[Pacemaker] getnameinfo() vs uname()
Andrew Beekhof
andrew at beekhof.net
Fri Aug 31 18:17:47 EDT 2012
On Fri, Aug 31, 2012 at 5:55 PM, Vladislav Bogdanov
<bubble at hoster-ok.com> wrote:
> 31.08.2012 05:43, Andrew Beekhof wrote:
>> On Wed, Aug 29, 2012 at 8:57 PM, Vladislav Bogdanov
>> <bubble at hoster-ok.com> wrote:
>>> 29.08.2012 13:33, Andrew Beekhof wrote:
>>>> On Wed, Aug 29, 2012 at 4:22 PM, Vladislav Bogdanov
>>>> <bubble at hoster-ok.com> wrote:
>>>>> Hi,
>>>>>
>>>>> It looks like pacemaker (current master)
>>>>
>>>> "current master" changes quite rapidly, could you be specific?
>>>
>>> c72f5ca
>>>
>>>>
>>>>> does not always work nicely on
>>>>> top of corosync2 if one doesn't have /etc/hosts with all cluster nodes
>>>>> in it, where short form of name goes before the long one (so
>>>>> gethostbyaddr() and getnameinfo() return the short one).
>>>>
>>>> I noticed a different issue related to this, but I need to know
>>>> exactly which version you had before I can answer properly.
>>
>> Ok...
>>
>> Pacemaker doesn't actually care about FQDN vs short names.
>> Short names are arguably nicer to look at, but the only thing that
>> really matters is that when node A looks up its own name, that the
>> answer is consistent with the answer /other/ nodes get when they look
>> up node A.
>>
>> The problem to date, is that local lookups have used uname(3P) while
>> remote lookups are using some other method (like getnameinfo(3)) .
>> So I think the first step to fixing this mess is to have everyone
>> using the same mechanism - for corosync 2.x clusters[1] that will
>> almost certainly be the corosync_node_name() function you spotted.
>>
>> If no nodelist[2] is specified in corosync.conf, we use getnameinfo()
>> on the address corosync is bound to - possibly with your amendment
>> below.
>> If there is a node list, we will look for a name in the 'ring0_addr'
>> or 'name' fields
>> If those fields are missing or contain IP addresses, we fall back to
>> getnameinfo() as per the "no nodelist" case.
>> If non of those work, I guess we fall back to uname() and hope for the best.
>
> That is sane, thank you for explanation.
>
>>
>>
>> I'm going to make this the first thing I do after 1.1.8 comes out
>> (we're waiting on http://bugs.clusterlabs.org/show_bug.cgi?id=5044 and
>> some final CTS runs).
>
> Btw, to 1.1.8, I spotted two paths (in c72f5ca) where stonithd dumps
> core, one sigsegv when doing manual ack and one assert when queuing
> remote operation (may be vise versa, can't look right now).
> It this under control of CTS?
No.

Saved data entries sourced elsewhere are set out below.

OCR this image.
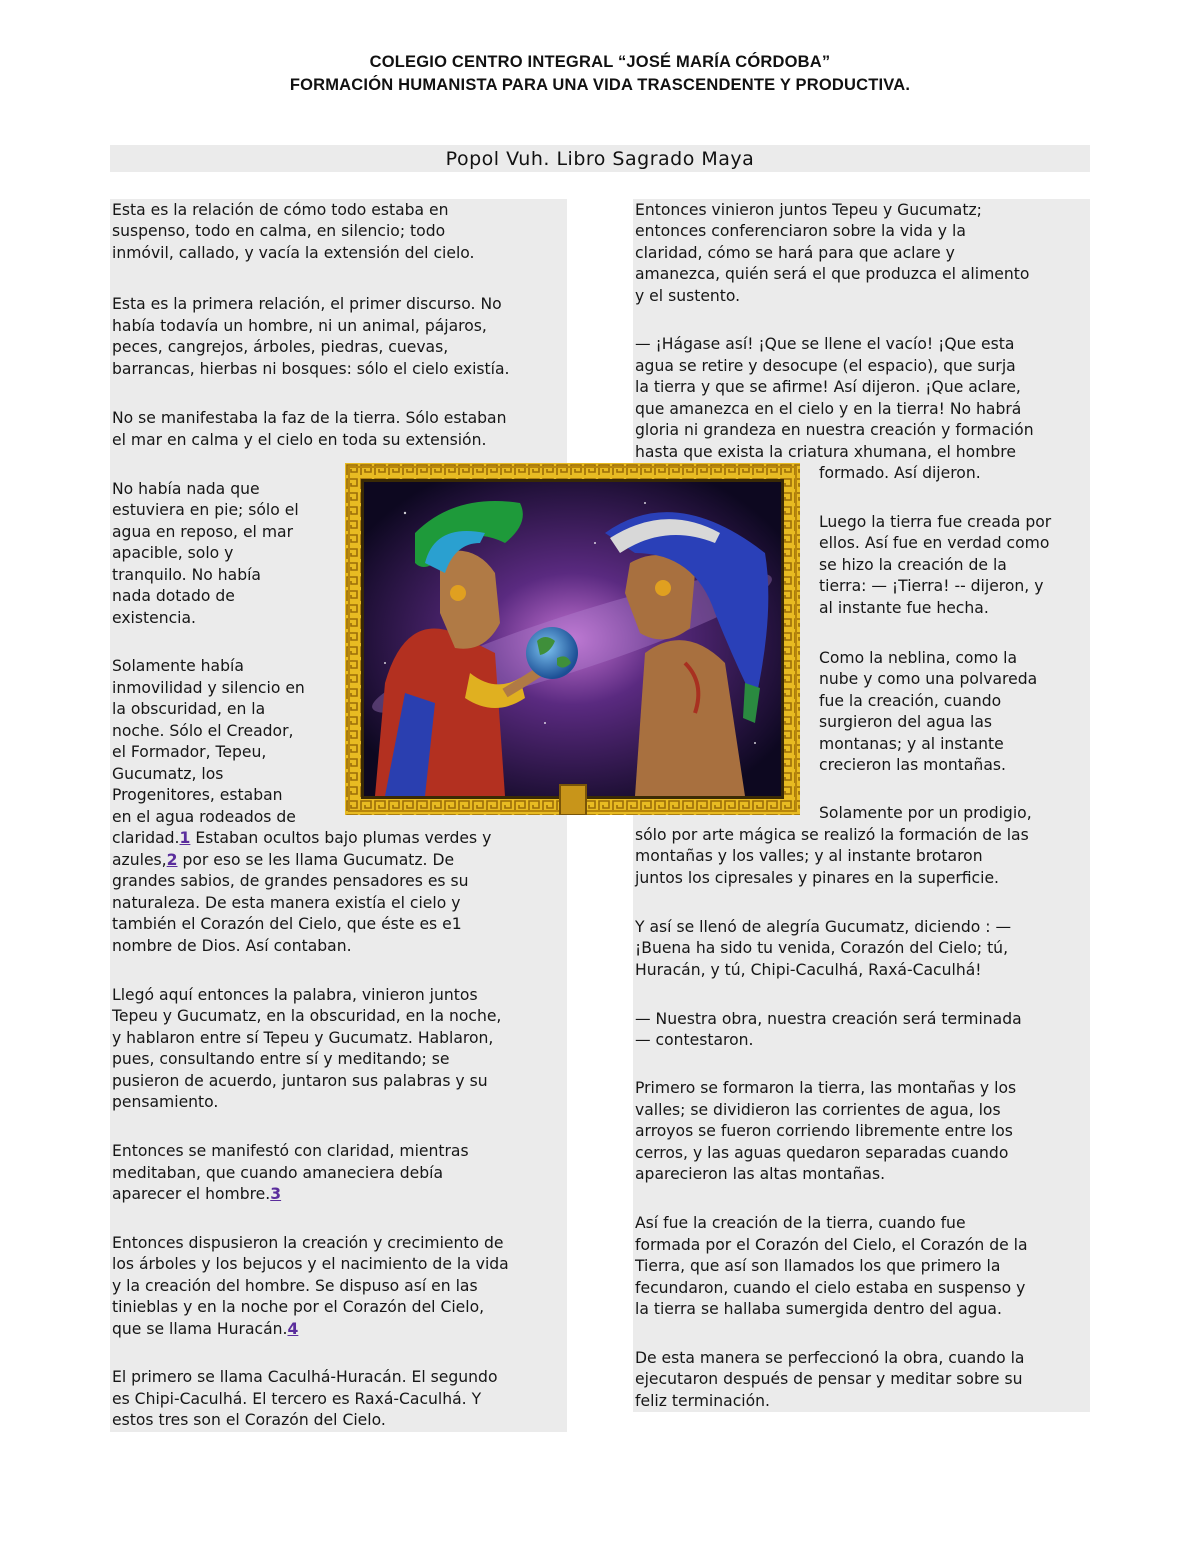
COLEGIO CENTRO INTEGRAL “JOSÉ MARÍA CÓRDOBA”
FORMACIÓN HUMANISTA PARA UNA VIDA TRASCENDENTE Y PRODUCTIVA.
Popol Vuh. Libro Sagrado Maya
Esta es la relación de cómo todo estaba en
suspenso, todo en calma, en silencio; todo
inmóvil, callado, y vacía la extensión del cielo.
Esta es la primera relación, el primer discurso. No
había todavía un hombre, ni un animal, pájaros,
peces, cangrejos, árboles, piedras, cuevas,
barrancas, hierbas ni bosques: sólo el cielo existía.
No se manifestaba la faz de la tierra. Sólo estaban
el mar en calma y el cielo en toda su extensión.
No había nada que
estuviera en pie; sólo el
agua en reposo, el mar
apacible, solo y
tranquilo. No había
nada dotado de
existencia.
Solamente había
inmovilidad y silencio en
la obscuridad, en la
noche. Sólo el Creador,
el Formador, Tepeu,
Gucumatz, los
Progenitores, estaban
en el agua rodeados de
claridad.1 Estaban ocultos bajo plumas verdes y
azules,2 por eso se les llama Gucumatz. De
grandes sabios, de grandes pensadores es su
naturaleza. De esta manera existía el cielo y
también el Corazón del Cielo, que éste es e1
nombre de Dios. Así contaban.
Llegó aquí entonces la palabra, vinieron juntos
Tepeu y Gucumatz, en la obscuridad, en la noche,
y hablaron entre sí Tepeu y Gucumatz. Hablaron,
pues, consultando entre sí y meditando; se
pusieron de acuerdo, juntaron sus palabras y su
pensamiento.
Entonces se manifestó con claridad, mientras
meditaban, que cuando amaneciera debía
aparecer el hombre.3
Entonces dispusieron la creación y crecimiento de
los árboles y los bejucos y el nacimiento de la vida
y la creación del hombre. Se dispuso así en las
tinieblas y en la noche por el Corazón del Cielo,
que se llama Huracán.4
El primero se llama Caculhá-Huracán. El segundo
es Chipi-Caculhá. El tercero es Raxá-Caculhá. Y
estos tres son el Corazón del Cielo.
Entonces vinieron juntos Tepeu y Gucumatz;
entonces conferenciaron sobre la vida y la
claridad, cómo se hará para que aclare y
amanezca, quién será el que produzca el alimento
y el sustento.
— ¡Hágase así! ¡Que se llene el vacío! ¡Que esta
agua se retire y desocupe (el espacio), que surja
la tierra y que se afirme! Así dijeron. ¡Que aclare,
que amanezca en el cielo y en la tierra! No habrá
gloria ni grandeza en nuestra creación y formación
hasta que exista la criatura xhumana, el hombre
formado. Así dijeron.
Luego la tierra fue creada por
ellos. Así fue en verdad como
se hizo la creación de la
tierra: — ¡Tierra! -- dijeron, y
al instante fue hecha.
Como la neblina, como la
nube y como una polvareda
fue la creación, cuando
surgieron del agua las
montanas; y al instante
crecieron las montañas.
Solamente por un prodigio,
sólo por arte mágica se realizó la formación de las
montañas y los valles; y al instante brotaron
juntos los cipresales y pinares en la superficie.
Y así se llenó de alegría Gucumatz, diciendo : —
¡Buena ha sido tu venida, Corazón del Cielo; tú,
Huracán, y tú, Chipi-Caculhá, Raxá-Caculhá!
— Nuestra obra, nuestra creación será terminada
— contestaron.
Primero se formaron la tierra, las montañas y los
valles; se dividieron las corrientes de agua, los
arroyos se fueron corriendo libremente entre los
cerros, y las aguas quedaron separadas cuando
aparecieron las altas montañas.
Así fue la creación de la tierra, cuando fue
formada por el Corazón del Cielo, el Corazón de la
Tierra, que así son llamados los que primero la
fecundaron, cuando el cielo estaba en suspenso y
la tierra se hallaba sumergida dentro del agua.
De esta manera se perfeccionó la obra, cuando la
ejecutaron después de pensar y meditar sobre su
feliz terminación.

Do please report and segfaults you see ASAP.
>
>
> Vladislav
>
>> If someone wants to help out before then, I would certainly not complain :)
>>
>> -- Andrew
>>
>> [1] We will implement equivalent functions for the other cluster types.
>> [2] The nodelist section looks something like:
>> nodelist {
>> node {
>> nodeid: 1
>> ring0_addr: pcmk-1
>> quorum_votes: 1
>> }
>> node {
>> nodeid: 2
>> ring0_addr: pcmk-2
>> quorum_votes: 2
>> }
>> }
>>
>>
>>
>>>>
>>>>> I tried to run
>>>>> test cluster with stub /etc/hosts but fully functional name server, and
>>>>> I see that pacemaker includes long nodenames (fqdn) into nodelist, while
>>>>> expecting them to be equal to what uname() returns for the local node.
>>>>> After I created needed entries in /etc/hosts everything began to work.
>>>>> From getaddrinfo manpage, NI_NOFQDN flag should help to avoid this
>>>>> behavior.
>>>
>>> s/getaddrinfo/getnameinfo/
>>>
>>> Actually it doesn't. At least not always.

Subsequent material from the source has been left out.